Anne Frank, April 1941.
I met Anne Frank when I was eight years old. I spent most of lunchtime and every break in the school library, curled up on a rubbery cushion the colour and shape of a boiled sweet, reading and reading. The library felt cavernous at the time, as though I could never get to the end of it. (When I revisited the school ten years later, I was surprised at how much it had shrunk.) One afternoon, as I reluctantly eased Sense and Sensibility back onto the shelf and prepared to drag myself off to class (not very late this time. Well, only five minutes late…), I caught sight of a striking face in black-and-white looking out at me from one of the librarian’s special displays.
I knew a bit about the Second World War; we had done a project on the Blitz and the evacuee children last year. I also knew that Hitler had killed people for being Jews, although the Holocaust hadn’t been presented to us in any real depth, as we were only seven at the time. But the librarian never restricted the books she allowed me to check out (a source of some friction between her and my class teacher) and on that day I went home with The Diary of Anne Frank in my satchel. I read it in between teatime and bedtime, and afterwards I could not sleep. The agitation made me pace around my room.

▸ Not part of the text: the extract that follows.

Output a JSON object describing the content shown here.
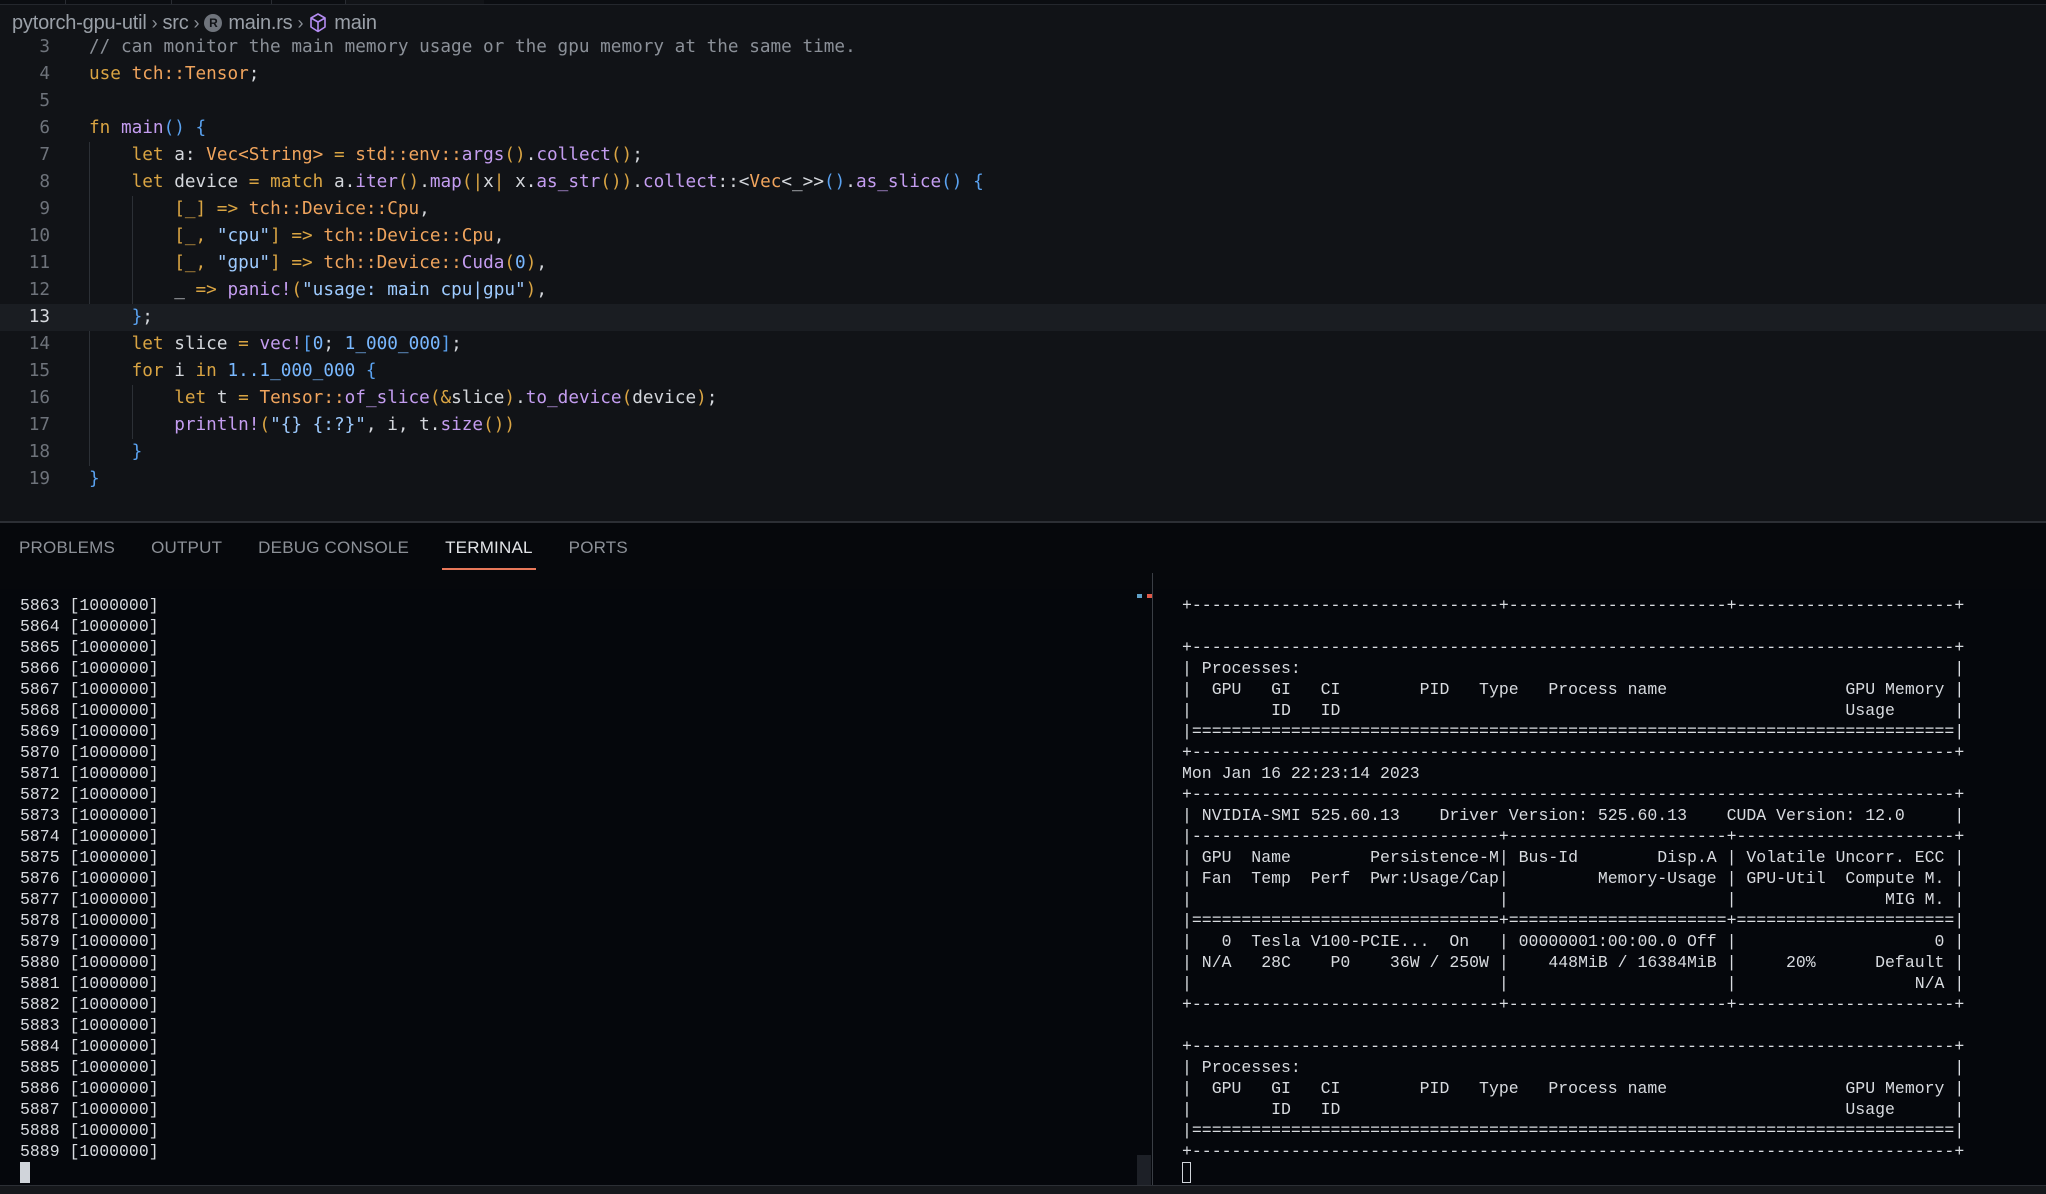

She died. She wasn’t supposed to die.
The full import of Anne’s death wasn’t brought home to me by the short epilogue at the end of the book, which described the family’s capture and deportation simply and without emotion. It was the last pages of the diary that cut through me. Turning the last page was like putting out my foot for the next stair and finding only air. She had put the pen down after that last sentence, meaning to write again, and she never had.